Kirkus Reviews QR Code
BRIDGES by Didier Cornille Kirkus Star

BRIDGES

An Introduction to Ten Great Bridges and Their Designers

From the Who Built That? series

by Didier Cornille ; illustrated by Didier Cornille ; translated by Yolanda Stern Broad

Pub Date: Oct. 18th, 2016
ISBN: 978-1-61689-516-7
Publisher: Princeton Architectural Press

Ten bridges that both changed how we get from here to there and stunned us with their design beauty and engineering cleverness.
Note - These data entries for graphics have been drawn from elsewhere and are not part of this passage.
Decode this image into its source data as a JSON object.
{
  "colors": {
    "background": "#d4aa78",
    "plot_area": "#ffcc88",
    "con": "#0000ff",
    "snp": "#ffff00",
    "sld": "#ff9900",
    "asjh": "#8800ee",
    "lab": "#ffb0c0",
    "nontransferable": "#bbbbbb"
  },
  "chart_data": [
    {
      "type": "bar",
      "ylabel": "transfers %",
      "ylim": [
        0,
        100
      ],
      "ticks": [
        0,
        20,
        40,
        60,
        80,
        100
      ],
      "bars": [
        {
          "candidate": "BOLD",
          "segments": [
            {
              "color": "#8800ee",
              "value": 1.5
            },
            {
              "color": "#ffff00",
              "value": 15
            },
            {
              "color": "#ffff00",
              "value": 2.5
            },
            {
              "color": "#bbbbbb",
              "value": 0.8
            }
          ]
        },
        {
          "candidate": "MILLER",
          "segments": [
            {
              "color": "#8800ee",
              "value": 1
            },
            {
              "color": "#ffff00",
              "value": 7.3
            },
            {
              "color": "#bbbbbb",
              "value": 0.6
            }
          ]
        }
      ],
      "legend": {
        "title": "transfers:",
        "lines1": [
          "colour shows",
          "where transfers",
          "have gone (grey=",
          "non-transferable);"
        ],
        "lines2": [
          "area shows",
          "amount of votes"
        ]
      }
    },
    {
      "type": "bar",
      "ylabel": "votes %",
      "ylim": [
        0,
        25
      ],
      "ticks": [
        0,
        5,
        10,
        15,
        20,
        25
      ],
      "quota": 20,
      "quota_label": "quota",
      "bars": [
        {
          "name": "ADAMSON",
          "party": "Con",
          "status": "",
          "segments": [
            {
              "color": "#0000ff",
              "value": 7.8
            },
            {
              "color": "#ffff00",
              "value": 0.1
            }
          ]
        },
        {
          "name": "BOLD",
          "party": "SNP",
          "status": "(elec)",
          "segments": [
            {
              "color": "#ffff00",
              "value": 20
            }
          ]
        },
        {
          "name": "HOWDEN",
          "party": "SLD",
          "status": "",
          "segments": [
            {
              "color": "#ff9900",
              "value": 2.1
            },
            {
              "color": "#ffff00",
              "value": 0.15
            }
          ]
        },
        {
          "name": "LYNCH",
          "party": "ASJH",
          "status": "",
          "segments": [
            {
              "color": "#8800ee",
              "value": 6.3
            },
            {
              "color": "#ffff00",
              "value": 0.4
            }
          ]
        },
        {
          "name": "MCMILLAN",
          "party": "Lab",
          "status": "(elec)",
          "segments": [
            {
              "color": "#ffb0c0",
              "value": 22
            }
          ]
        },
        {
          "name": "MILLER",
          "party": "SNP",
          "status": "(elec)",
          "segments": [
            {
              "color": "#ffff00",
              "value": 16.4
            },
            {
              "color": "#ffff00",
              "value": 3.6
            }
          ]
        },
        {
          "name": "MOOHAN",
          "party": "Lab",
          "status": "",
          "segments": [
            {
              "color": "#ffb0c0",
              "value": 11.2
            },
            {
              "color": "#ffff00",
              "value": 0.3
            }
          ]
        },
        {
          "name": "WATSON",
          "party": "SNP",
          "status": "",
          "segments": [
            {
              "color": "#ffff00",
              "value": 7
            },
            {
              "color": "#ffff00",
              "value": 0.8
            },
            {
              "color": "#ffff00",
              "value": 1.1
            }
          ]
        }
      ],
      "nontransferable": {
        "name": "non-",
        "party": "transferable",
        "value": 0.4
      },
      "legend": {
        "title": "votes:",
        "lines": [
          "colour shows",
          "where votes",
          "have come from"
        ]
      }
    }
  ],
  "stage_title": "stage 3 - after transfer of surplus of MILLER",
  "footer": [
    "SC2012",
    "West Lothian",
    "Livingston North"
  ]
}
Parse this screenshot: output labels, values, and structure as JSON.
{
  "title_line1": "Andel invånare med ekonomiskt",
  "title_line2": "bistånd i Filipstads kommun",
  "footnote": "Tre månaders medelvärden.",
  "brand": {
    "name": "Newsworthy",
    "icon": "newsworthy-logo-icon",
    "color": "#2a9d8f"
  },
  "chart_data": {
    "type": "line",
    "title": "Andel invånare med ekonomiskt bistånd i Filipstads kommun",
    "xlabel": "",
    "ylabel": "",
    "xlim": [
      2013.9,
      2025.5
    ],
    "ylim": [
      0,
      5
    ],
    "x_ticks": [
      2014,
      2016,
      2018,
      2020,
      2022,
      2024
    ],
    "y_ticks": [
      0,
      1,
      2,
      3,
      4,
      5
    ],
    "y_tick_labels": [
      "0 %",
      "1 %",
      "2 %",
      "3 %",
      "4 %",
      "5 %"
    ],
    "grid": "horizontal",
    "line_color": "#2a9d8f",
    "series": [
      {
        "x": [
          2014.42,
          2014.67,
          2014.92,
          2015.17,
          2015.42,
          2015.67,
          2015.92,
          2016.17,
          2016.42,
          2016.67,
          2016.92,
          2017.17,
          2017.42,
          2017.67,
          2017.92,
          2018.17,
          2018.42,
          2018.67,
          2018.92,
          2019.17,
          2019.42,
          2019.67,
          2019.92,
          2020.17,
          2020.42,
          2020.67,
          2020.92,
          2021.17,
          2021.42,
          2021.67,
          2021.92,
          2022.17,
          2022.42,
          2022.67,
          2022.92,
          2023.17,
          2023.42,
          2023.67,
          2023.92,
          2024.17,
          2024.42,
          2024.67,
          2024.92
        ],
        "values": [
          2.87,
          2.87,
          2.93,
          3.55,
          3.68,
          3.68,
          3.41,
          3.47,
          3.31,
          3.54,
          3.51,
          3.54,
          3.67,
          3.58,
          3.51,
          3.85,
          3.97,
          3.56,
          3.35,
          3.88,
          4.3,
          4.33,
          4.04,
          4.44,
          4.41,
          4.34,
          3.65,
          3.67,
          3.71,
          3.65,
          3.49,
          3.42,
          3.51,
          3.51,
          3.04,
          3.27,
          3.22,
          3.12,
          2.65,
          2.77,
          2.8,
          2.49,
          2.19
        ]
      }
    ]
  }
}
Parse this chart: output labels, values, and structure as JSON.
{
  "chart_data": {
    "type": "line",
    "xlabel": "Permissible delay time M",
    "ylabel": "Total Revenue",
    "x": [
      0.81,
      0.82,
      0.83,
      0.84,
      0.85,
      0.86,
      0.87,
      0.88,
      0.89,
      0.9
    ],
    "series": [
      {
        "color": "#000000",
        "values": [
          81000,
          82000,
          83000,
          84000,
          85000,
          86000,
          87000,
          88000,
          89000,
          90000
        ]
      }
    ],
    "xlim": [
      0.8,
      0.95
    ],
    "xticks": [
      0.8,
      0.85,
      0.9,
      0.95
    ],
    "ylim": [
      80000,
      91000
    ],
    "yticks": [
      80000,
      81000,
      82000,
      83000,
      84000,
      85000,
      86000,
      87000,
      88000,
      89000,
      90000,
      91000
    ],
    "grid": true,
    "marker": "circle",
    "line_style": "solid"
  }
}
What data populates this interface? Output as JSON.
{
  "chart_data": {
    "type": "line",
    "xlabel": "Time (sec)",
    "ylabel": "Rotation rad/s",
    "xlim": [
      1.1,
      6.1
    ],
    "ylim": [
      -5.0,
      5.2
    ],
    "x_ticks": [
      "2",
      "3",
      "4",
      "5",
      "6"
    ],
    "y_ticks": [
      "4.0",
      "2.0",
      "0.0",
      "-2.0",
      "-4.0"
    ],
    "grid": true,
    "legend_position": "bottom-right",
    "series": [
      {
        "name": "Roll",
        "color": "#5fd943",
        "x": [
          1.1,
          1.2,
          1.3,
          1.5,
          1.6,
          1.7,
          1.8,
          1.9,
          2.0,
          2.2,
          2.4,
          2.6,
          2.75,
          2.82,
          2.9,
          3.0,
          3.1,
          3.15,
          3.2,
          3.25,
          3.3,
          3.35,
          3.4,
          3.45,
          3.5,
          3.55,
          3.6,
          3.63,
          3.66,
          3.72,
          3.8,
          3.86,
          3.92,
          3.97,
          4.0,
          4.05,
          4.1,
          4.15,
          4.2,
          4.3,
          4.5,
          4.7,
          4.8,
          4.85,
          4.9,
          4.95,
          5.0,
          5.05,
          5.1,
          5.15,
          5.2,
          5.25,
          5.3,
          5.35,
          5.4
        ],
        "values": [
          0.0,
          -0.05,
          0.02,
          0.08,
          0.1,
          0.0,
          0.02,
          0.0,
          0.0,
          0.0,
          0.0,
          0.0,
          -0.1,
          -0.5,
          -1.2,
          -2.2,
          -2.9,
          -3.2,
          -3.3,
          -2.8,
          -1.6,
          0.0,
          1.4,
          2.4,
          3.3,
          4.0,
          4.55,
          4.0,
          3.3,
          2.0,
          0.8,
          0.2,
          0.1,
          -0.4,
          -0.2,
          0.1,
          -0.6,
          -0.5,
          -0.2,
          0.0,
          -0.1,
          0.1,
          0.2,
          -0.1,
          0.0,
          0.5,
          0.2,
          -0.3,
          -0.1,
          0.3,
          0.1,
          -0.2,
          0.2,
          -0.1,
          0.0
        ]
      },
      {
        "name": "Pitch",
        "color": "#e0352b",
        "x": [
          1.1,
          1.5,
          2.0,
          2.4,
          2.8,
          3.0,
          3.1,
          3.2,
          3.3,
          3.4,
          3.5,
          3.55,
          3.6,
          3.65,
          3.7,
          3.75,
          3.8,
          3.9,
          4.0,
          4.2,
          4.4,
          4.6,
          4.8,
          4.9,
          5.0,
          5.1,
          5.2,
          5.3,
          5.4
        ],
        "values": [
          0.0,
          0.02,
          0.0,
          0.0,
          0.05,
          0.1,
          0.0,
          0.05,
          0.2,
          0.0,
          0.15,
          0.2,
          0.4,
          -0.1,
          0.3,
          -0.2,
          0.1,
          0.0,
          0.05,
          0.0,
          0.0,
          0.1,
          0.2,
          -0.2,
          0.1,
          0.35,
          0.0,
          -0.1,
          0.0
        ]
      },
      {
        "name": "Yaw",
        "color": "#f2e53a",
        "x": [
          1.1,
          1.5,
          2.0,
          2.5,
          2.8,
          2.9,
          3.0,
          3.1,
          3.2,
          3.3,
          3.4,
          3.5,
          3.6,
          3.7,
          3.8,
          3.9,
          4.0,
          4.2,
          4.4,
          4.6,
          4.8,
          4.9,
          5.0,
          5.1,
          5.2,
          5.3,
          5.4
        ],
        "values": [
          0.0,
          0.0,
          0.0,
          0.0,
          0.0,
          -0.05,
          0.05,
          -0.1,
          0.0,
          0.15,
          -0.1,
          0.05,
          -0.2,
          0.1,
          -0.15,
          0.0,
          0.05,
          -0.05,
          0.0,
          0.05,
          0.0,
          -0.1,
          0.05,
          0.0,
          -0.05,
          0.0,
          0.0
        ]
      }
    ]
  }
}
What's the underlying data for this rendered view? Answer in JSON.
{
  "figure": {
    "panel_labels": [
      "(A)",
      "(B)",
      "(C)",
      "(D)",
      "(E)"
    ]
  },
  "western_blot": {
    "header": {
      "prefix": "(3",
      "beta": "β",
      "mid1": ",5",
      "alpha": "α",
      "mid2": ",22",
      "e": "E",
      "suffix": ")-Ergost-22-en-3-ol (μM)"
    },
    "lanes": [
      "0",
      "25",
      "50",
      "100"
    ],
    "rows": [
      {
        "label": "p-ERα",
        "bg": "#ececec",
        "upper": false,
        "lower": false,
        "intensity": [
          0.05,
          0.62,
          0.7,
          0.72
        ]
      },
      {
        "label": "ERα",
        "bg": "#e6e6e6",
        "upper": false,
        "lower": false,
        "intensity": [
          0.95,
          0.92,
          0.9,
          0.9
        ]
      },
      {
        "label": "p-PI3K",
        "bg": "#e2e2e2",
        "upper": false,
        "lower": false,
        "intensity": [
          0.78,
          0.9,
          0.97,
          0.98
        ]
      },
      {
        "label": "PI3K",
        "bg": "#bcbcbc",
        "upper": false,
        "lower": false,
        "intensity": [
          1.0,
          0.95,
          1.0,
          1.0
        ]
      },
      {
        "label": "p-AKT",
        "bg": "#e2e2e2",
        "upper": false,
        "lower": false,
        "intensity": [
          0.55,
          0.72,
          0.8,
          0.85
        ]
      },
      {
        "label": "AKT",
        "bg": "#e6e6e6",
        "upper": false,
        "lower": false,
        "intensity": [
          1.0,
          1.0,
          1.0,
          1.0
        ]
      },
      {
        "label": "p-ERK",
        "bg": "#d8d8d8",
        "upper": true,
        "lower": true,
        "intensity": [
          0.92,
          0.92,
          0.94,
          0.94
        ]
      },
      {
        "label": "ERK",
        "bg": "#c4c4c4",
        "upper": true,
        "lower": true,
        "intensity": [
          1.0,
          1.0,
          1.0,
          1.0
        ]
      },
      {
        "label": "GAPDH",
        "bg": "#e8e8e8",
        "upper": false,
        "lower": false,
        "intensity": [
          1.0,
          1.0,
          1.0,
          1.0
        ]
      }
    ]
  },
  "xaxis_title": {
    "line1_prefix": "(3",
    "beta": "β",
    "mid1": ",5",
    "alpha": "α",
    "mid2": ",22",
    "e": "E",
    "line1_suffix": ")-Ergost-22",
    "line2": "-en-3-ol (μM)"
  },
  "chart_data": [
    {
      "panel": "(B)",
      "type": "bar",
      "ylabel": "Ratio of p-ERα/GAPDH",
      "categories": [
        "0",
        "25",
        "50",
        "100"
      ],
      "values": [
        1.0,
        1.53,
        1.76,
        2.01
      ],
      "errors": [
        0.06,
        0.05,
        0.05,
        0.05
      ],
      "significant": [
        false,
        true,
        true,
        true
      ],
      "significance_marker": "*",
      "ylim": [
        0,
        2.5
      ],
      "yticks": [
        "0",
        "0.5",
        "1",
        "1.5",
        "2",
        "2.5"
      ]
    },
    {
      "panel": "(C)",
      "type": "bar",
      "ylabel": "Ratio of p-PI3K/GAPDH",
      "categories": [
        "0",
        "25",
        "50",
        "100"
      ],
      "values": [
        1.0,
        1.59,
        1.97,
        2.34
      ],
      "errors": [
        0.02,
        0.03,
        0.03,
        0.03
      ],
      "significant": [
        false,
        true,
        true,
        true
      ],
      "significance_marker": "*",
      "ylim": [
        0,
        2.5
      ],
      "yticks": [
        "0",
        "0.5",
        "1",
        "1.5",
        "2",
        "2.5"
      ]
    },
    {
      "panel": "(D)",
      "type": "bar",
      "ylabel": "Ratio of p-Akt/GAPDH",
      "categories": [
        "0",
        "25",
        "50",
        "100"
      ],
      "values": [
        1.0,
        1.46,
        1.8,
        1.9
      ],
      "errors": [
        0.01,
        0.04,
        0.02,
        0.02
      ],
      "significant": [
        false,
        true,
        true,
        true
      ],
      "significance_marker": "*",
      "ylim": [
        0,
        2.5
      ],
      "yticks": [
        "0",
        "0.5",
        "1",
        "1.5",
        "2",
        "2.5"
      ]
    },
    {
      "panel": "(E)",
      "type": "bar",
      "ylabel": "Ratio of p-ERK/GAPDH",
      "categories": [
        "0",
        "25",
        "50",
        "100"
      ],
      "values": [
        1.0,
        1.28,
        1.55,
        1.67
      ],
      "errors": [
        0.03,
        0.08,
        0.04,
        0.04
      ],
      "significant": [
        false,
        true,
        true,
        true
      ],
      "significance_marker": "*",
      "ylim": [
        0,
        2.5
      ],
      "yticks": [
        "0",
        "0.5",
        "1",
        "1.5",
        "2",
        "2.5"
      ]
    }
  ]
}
Cornille’s book itself has been designed to evoke a bridge: 6 inches by 13 inches, with the long spine to top and the book opened and read after rotating 90 degrees to the right. The bridges have been chosen for a variety of reasons; some are revolutionary in design, others are marvels or curiously elegant or weirdly delicate slabs of concrete. The artwork is composed of artful mechanical drawings—something like David Macaulay with even finer lines—which are not so much simplified as zeroed in on the fundamentals of construction and the way a bridge progresses from one piece of land to another. The bridges’ background stories are quick and captivating: how one bridge nearly killed its engineer from decompression illness as he repeatedly descended into the caissons or how the bridges change the psychological geography of how people relate to land and water. The bridges include the cast-iron bridge over the Severn River, England; the Brooklyn Bridge (inaugurated by a parade of 22 elephants); the Rio-Niterói Bridge in Brazil, which stretches over 8 miles; and Valley of the Giants Tree Top Walk (up in the canopy of eucalyptus trees in Australia), among others.

A work of beauty and a conveyance into human ingenuity.